En este sentido, insistió en la importancia estratégica de los puertos del Golfo como destino de los contenedores catalanes, así como en el impacto que podría tener un cierre prolongado del estrecho de Ormuz sobre la actividad del Port de Barcelona. Asimismo, señaló la complejidad de desviar los cerca de 20 millones de contenedores que se mueven en la región hacia otras alternativas, dado que muy pocos puertos y países cuentan con la capacidad necesaria para absorber estos volúmenes.
“Existe un alto grado de congestión en los puertos de Oriente Medio, por lo que no son una alternativa especialmente viable”
Carbonell, además, reconoció que se trata de una situación compleja, en la que las alternativas pasarían por la multimodalidad, aunque advertió que “existe un alto grado de congestión en los puertos de Oriente Medio, por lo que no son una opción especialmente viable”. A pesar de ello, se mostró confiado en que “el estrecho pueda reabrirse en breve, sea parcialmente o por destino”.
Por último, el presidente del Port de Barcelona abordó los objetivos más inmediatos de la infraestructura, señalando que en los últimos tres años las prioridades han evolucionado. “Si me hubiesen preguntado hace unos años, habría dicho que los objetivos del Port eran la innovación, la digitalización y la transición energética. Pero tras analizar lo ocurrido en nuestro entorno y en Europa, quiero poner el foco en las infraestructuras”, explicó Carbonell. “Dentro del puerto es la principal herramienta que tenemos para dar servicio a nuestros clientes”, añadió.

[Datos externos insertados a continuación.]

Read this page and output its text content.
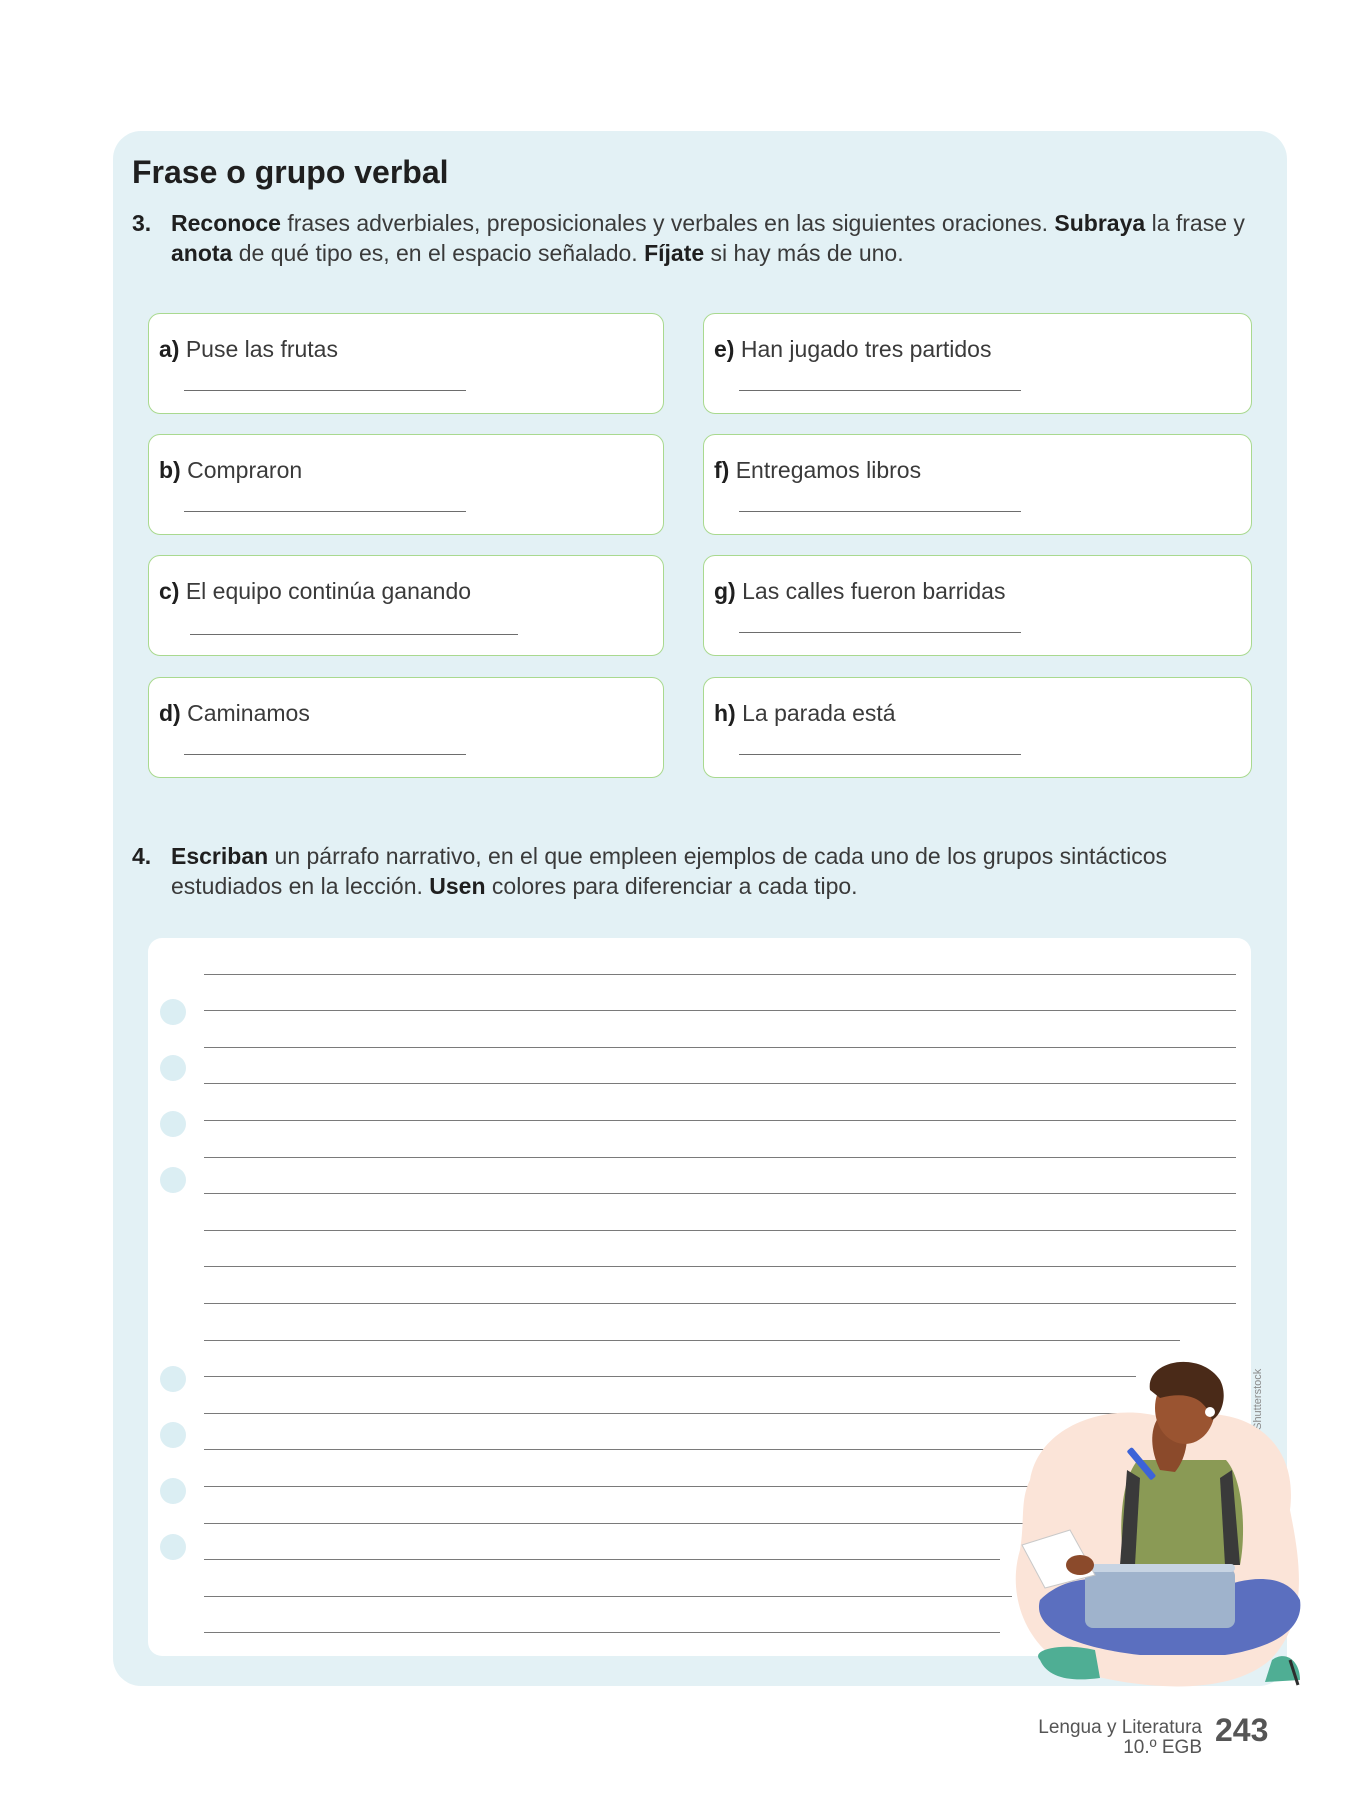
Frase o grupo verbal
3. Reconoce frases adverbiales, preposicionales y verbales en las siguientes oraciones. Subraya la frase y anota de qué tipo es, en el espacio señalado. Fíjate si hay más de uno.
a) Puse las frutas
b) Compraron
c) El equipo continúa ganando
d) Caminamos
e) Han jugado tres partidos
f) Entregamos libros
g) Las calles fueron barridas
h) La parada está
4. Escriban un párrafo narrativo, en el que empleen ejemplos de cada uno de los grupos sintácticos estudiados en la lección. Usen colores para diferenciar a cada tipo.
©Shutterstock
Lengua y Literatura
10.º EGB 243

En este sentido, José Alberto Carbonell avanzó que entre 2025 y 2026 el Port de Barcelona prevé licitar proyectos por valor de más de 600 millones de euros.
En este contexto, el presidente del Port de Barcelona subrayó la necesidad de seguir de cerca la evolución del escenario geopolítico y su impacto en las cadenas logísticas internacionales, insistiendo en la importancia de la anticipación y la capacidad de adaptación del sector.
El czfb lo engloba todo. Pere Navarro, presidente ejecutivo del Consorci de la Zona Franca de Barcelona (CZFB), participó en la jornada en la mesa “Innovación para fomentar la competitividad”. Navarro destacó las novedades del DFactory, que la semana pasada celebró el acto de colocación de la primera piedra. “Nosotros integramos todos los ámbitos dentro del Consorci. Trabajamos en sectores como la alimentación, las telecomunicaciones o la sanidad, e incluso en líneas de metro y autobuses. Cuando alguien piensa en un polígono industrial, piensa en contaminación o ruido... Por eso hemos evolucionado hacia el concepto de ‘distrito’. El centro de este distrito 4.0 será el DFactory, donde, además de actividad industrial, también habrá actividad humana”, aseguró Pere Navarro.